Porcentualmente, el voto por el cambio constitucional obtuvo 23,7 puntos más de los que recibió el presidente Sebastián Piñera en la segunda vuelta de 2017, un porcentaje envidiable en un mapa donde ningún partido alcanza el 20%. Queda pendiente el problema del 49% que no votó. ¿Dónde se encuentra? Seguramente, en una gama que va desde los temerosos de contagiarse hasta los ácratas y antisistema, pasando por los indiferentes crónicos y los grupos de izquierda que no participaron del acuerdo. La mecha incendiaria sufre un significativo recorte.

El caso es que, en medio de una aguda crisis política y económica, una mayoría de los chilenos ha aceptado iniciar una revisión profunda de su estructura institucional, mientras siguen vigentes los poderes que fueron puestos en jaque. Por añadidura, la convergencia entre la pandemia y los términos de mandatos harán que Chile tenga que renovar a lo largo de 2021 la totalidad de sus autoridades de elección popular, desde los concejos municipales hasta la presidencia de la República. El presidente Piñera —que en alguna de las noches del año pasado estuvo a punto de ser evacuado del palacio de gobierno— terminará su periodo en marzo de 2022, un poco antes de que esté redactada la nueva Constitución, que será promulgada por un nuevo jefe de Estado. “Nuevo” no es una expresión figurada: en los últimos 16 años, las mismas dos personas, Piñera y Michelle Bachelet, se han alternado el sillón presidencial.

El tren electoral que se prolongará por 12 meses aparece ahora como un instrumento que, por coincidencia absoluta, podría profundizar el insospechado cauce institucional de solución a una crisis todavía huérfana de respuestas y de explicaciones. La coincidencia tiene ciertas resonancias con esa frase que se atribuye a Augusto Pinochet: “Estábamos al borde del abismo y dimos un paso adelante”.

Las causas del llamado “estallido social” son tan variopintas como sus protagonistas, ya han producido una veintena de libros y nadie está en condiciones de imaginar siquiera en qué hubiese terminado de prolongarse por más tiempo. Las interpretaciones durarán años, cubriendo el rango más o menos usual que va desde las condiciones sociales estructurales, hasta la operación de grupos conspirativos. Cuestión de énfasis. O de ideología. Los daños que produjeron la revuelta y su represión no refrendan todas las versiones, pero no eliminan ninguna.

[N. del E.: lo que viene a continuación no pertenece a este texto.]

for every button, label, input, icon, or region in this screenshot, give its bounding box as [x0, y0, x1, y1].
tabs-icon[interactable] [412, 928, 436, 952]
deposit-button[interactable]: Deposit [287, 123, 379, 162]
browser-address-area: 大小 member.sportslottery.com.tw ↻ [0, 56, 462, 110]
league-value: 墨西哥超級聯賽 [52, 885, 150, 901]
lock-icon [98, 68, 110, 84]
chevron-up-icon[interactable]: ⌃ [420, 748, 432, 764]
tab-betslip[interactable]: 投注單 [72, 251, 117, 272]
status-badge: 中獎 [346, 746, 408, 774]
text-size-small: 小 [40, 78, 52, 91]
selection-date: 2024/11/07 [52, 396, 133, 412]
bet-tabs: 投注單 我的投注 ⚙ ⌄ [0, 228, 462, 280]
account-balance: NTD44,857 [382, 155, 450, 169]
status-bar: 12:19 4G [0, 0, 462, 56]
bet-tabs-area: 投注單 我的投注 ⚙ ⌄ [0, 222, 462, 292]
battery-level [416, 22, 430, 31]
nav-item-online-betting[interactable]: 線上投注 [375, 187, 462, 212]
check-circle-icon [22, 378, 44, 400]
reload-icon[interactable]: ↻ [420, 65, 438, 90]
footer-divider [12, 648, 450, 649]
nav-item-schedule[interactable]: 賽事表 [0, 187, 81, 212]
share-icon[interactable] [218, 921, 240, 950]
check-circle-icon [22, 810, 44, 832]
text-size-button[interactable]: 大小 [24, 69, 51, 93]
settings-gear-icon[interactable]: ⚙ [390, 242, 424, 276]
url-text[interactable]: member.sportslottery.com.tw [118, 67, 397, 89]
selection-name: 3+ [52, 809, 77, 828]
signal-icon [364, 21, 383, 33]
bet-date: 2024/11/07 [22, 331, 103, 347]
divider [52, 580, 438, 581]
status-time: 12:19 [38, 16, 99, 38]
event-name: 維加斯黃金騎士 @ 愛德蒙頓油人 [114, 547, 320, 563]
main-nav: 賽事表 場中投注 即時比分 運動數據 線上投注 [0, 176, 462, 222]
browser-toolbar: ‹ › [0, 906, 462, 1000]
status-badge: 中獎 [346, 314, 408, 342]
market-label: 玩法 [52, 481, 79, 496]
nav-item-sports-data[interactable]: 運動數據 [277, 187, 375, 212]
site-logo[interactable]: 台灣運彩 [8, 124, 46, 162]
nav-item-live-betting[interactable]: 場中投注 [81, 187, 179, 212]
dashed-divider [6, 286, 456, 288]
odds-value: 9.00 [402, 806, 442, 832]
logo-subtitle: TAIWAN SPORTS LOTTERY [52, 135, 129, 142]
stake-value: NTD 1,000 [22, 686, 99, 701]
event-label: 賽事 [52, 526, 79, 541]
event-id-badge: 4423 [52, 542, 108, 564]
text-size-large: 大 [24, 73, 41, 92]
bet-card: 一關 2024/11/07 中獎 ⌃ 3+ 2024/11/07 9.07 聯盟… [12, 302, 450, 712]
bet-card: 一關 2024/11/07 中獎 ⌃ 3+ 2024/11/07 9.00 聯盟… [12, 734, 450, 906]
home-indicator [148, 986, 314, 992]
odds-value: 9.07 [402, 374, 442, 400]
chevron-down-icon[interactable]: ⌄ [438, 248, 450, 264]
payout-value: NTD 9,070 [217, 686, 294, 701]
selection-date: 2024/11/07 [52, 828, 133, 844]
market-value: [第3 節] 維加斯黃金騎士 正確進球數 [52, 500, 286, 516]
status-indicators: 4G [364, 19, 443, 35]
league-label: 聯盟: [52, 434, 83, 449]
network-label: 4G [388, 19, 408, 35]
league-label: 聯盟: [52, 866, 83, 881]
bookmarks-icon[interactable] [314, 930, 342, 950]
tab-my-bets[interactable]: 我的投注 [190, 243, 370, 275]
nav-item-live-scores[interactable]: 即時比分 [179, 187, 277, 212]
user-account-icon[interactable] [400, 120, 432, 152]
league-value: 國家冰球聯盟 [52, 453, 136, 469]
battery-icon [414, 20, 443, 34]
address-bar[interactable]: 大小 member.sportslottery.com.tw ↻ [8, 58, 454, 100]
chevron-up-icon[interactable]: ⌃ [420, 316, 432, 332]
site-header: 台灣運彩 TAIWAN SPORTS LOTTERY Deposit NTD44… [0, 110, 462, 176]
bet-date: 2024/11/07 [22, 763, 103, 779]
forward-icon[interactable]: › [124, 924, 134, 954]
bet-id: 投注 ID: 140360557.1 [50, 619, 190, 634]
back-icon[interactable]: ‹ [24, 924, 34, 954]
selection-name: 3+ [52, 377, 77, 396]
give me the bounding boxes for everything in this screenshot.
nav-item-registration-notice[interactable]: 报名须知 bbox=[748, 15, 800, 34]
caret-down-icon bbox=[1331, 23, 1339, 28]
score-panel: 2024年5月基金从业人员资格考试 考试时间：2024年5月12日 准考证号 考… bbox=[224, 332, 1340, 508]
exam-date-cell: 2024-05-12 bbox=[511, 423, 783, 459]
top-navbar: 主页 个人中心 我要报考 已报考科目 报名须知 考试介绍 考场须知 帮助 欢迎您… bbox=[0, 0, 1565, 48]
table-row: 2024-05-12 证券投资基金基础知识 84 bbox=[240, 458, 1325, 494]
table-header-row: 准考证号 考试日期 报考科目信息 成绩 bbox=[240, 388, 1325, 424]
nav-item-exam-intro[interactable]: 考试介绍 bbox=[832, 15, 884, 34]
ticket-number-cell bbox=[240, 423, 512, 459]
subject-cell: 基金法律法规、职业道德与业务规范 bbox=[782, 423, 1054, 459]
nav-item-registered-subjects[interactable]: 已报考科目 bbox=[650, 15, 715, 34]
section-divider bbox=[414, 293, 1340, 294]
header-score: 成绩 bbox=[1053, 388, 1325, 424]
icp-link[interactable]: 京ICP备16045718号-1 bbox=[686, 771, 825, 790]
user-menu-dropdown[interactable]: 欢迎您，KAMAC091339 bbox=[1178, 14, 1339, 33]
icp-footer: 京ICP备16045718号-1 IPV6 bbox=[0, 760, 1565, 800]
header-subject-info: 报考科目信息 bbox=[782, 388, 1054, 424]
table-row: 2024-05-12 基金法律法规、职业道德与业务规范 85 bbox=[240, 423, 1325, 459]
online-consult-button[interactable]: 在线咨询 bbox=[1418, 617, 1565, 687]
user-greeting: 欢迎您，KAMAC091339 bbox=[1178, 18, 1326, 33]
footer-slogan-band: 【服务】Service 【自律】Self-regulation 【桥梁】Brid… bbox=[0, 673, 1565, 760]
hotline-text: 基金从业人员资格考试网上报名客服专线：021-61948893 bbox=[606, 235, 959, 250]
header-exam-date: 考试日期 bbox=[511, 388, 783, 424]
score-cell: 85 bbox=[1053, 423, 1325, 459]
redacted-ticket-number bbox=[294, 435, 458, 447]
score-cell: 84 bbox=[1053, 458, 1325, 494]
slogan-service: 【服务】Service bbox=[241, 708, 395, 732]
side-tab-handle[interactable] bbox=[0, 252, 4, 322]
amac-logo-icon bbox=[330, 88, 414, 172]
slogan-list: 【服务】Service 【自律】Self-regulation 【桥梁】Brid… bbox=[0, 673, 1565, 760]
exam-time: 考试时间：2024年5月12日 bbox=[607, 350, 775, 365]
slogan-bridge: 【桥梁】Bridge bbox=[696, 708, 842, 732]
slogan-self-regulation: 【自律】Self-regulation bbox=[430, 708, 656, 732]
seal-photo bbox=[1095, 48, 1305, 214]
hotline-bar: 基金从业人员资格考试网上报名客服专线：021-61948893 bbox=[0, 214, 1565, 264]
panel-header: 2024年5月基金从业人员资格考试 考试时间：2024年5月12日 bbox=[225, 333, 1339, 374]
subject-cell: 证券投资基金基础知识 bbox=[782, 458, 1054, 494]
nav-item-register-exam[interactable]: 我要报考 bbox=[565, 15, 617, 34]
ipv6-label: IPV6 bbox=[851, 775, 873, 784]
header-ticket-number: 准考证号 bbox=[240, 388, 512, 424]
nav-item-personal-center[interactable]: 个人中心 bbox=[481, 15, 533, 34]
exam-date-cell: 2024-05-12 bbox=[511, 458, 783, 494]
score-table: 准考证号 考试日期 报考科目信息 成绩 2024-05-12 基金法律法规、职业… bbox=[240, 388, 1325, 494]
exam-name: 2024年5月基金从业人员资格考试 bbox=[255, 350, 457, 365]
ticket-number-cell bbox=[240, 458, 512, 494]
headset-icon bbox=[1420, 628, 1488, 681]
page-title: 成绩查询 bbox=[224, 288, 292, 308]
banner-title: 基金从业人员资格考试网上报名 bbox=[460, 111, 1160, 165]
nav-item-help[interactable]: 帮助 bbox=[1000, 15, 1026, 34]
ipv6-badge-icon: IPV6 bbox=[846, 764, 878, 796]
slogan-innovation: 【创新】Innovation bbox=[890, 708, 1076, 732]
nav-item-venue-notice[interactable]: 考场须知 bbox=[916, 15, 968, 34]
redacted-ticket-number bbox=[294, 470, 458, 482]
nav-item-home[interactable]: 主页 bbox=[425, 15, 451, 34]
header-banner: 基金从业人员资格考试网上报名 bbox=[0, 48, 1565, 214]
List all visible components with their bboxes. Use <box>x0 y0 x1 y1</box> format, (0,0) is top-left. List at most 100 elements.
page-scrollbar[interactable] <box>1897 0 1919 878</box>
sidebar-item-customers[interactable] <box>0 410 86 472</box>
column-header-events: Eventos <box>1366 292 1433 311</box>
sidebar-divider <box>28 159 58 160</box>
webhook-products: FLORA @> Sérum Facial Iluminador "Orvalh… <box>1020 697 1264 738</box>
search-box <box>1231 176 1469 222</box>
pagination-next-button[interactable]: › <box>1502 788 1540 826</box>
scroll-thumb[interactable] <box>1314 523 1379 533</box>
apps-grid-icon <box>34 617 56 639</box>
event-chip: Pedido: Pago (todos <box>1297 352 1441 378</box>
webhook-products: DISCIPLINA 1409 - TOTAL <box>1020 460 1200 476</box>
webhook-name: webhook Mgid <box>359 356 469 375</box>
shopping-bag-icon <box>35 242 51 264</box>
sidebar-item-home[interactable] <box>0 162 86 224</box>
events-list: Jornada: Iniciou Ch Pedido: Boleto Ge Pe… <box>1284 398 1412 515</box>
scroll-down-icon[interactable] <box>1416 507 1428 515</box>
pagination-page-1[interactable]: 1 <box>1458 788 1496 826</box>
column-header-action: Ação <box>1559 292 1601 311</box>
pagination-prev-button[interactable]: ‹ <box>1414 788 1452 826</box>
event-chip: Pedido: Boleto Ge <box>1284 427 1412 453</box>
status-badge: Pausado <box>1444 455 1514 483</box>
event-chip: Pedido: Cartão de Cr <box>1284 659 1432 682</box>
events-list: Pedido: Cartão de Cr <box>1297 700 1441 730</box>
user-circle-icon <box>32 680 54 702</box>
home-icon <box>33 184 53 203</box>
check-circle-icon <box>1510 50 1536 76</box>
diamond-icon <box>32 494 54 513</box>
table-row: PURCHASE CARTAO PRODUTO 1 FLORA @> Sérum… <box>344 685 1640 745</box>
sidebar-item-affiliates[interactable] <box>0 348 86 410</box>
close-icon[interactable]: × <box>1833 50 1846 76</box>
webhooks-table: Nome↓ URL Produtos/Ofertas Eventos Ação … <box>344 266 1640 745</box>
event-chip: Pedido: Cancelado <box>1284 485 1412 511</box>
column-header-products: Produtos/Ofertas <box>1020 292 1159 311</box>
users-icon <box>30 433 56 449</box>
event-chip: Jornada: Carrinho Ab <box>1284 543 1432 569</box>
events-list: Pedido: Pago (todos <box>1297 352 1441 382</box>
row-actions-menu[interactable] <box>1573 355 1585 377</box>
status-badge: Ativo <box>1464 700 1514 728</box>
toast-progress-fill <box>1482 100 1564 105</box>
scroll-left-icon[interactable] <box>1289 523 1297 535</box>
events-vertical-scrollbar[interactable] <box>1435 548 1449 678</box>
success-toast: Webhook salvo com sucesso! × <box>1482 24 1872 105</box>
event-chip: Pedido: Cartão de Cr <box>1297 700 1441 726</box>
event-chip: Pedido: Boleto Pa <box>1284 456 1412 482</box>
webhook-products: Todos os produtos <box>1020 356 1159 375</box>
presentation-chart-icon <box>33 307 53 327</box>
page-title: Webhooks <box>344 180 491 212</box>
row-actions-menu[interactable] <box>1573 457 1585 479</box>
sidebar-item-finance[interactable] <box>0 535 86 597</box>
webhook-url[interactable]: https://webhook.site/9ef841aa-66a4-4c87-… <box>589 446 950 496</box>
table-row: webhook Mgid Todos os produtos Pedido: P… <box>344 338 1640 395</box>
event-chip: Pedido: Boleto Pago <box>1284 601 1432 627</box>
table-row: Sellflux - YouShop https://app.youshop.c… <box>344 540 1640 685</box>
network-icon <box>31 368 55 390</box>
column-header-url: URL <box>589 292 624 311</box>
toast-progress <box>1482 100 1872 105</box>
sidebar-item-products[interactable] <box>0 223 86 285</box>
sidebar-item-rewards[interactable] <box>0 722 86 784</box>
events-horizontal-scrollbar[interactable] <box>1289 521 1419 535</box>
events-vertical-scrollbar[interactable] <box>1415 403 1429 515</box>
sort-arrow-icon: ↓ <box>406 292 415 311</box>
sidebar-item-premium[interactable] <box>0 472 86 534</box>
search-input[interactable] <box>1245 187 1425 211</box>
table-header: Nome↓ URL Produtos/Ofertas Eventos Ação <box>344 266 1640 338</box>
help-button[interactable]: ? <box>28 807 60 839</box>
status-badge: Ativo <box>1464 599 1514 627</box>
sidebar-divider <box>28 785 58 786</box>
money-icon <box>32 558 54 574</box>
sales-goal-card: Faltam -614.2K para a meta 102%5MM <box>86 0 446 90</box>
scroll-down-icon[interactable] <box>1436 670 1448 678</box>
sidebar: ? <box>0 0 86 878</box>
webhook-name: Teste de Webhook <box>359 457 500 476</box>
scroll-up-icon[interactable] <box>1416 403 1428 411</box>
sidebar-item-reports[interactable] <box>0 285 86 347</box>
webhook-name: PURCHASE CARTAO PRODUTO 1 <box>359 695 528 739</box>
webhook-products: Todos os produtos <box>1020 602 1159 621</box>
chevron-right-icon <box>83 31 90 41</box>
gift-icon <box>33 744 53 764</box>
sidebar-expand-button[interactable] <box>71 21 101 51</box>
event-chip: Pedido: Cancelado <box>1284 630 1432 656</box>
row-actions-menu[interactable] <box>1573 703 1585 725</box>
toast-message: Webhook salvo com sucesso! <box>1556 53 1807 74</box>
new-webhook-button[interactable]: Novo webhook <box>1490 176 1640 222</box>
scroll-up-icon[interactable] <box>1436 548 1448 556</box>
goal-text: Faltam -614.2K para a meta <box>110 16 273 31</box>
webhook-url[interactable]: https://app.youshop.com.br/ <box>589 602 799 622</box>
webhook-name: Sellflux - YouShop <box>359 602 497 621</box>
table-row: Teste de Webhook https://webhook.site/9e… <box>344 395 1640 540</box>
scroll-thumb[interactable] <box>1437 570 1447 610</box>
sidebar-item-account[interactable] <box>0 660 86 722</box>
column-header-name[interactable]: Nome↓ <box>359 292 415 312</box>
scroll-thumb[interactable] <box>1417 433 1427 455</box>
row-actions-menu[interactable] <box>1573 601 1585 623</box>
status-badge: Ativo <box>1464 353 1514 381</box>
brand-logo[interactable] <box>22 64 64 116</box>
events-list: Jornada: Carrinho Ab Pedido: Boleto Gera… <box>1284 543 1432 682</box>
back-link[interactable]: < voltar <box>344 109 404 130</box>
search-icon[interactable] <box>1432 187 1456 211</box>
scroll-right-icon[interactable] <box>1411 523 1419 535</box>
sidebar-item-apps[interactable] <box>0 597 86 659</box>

Tampoco existe ninguna certeza de que los agentes que encabezaron las acciones más violentas en el último año no vuelvan a tratar de resoplar el espíritu flamígero, como lo hicieron una semana antes del plebiscito. Pero es bastante probable que ya no susciten ni el entusiasmo que los exaltó ni la indiferencia que los amparó, y que se vean subsumidos por la tarea algo más épica y abstracta de recrear las instituciones democráticas. Sería un triunfo de la política sobre la anomia. O de la imaginación sobre el instinto.

Ascanio Cavallo es periodista y analista político chileno.